Шрифт:
Интервал:
Закладка:
А вот о том же совершенно всерьез, в лирическом фрагменте о пути-дороге получившего срок узника на первый остров Архипелага: «И что за дыхание – по часам и суткам, когда вы вступили в страну эпоса? Приход и уход разделяются здесь десятилетиями, четвертью века. Вы никогда не вернетесь в прежний мир! Чем скорее вы отвыкнете от своих домашних и домашние отвыкнут от вас – тем лучше. Тем легче… Тянутся с острова на остров Архипелага тонкие пряди человеческих жизней. Они вьются, касаются друг друга одну ночь вот в таком стучащем полутемном вагоне. Потом опять расходятся навеки – а ты ухо приклони к их тихому жужжанию и ровному стуку под вагоном. Ведь это постукивает – веретено жизни» (ч. 2, гл. 1).

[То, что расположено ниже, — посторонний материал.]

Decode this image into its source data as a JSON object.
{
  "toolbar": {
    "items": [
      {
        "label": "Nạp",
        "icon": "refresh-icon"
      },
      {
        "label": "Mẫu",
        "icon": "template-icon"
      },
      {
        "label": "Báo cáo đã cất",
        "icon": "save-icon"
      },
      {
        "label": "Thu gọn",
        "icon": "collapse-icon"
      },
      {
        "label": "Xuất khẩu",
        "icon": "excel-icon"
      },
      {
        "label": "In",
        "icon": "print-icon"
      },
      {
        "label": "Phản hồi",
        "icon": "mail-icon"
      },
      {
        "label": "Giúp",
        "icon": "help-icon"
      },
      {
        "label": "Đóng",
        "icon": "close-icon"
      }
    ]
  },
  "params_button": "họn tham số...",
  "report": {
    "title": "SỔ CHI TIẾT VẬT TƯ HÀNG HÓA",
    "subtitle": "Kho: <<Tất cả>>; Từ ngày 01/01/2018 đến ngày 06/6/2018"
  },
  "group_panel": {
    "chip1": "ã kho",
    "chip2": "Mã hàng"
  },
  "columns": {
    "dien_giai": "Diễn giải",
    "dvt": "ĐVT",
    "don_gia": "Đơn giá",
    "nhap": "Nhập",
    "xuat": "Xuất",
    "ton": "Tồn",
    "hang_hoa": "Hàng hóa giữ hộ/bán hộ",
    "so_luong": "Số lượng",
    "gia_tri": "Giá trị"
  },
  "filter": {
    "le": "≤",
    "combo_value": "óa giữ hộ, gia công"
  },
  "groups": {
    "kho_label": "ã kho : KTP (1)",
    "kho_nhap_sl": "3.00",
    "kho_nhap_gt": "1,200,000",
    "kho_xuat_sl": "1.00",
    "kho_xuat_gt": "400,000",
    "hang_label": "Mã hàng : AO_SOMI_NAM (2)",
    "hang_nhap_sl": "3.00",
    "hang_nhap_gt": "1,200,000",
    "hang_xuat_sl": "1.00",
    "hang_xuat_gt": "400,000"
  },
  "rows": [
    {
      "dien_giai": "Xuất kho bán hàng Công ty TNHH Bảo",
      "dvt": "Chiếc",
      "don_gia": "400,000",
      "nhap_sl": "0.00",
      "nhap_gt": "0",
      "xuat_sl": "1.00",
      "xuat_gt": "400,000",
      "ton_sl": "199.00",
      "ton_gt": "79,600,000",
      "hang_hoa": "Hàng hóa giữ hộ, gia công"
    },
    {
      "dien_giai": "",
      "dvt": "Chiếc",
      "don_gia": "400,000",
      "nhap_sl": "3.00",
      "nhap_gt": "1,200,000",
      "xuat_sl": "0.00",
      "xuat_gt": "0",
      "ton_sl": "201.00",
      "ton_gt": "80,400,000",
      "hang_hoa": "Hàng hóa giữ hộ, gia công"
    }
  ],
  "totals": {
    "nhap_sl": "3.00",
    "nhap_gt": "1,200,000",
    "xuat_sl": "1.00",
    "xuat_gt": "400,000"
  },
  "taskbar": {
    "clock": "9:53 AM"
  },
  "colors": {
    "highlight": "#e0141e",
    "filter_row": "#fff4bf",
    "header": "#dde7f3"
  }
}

Веретено этих жизней как будто плетут богини Парки. История путешественника, который никогда не вернется домой, кажется «Одиссеей» без счастливого финала («Одиссей возвратился, пространством и временем полный»). Страна эпоса требует соответствующих масштабов для рассказа о ней.
Эпопея – сказание о единстве нации; ее предмет – идеальное прошлое, которое служит опорой для современности и надеждой на будущее; ее персонажи – герои, образец для подражания и укор последующим поколениям. Илиада сталинской эпохи повествует об ином, прямо противоположном состоянии мира: расколе, национальном унижении, прошлом, о котором не хочется вспоминать.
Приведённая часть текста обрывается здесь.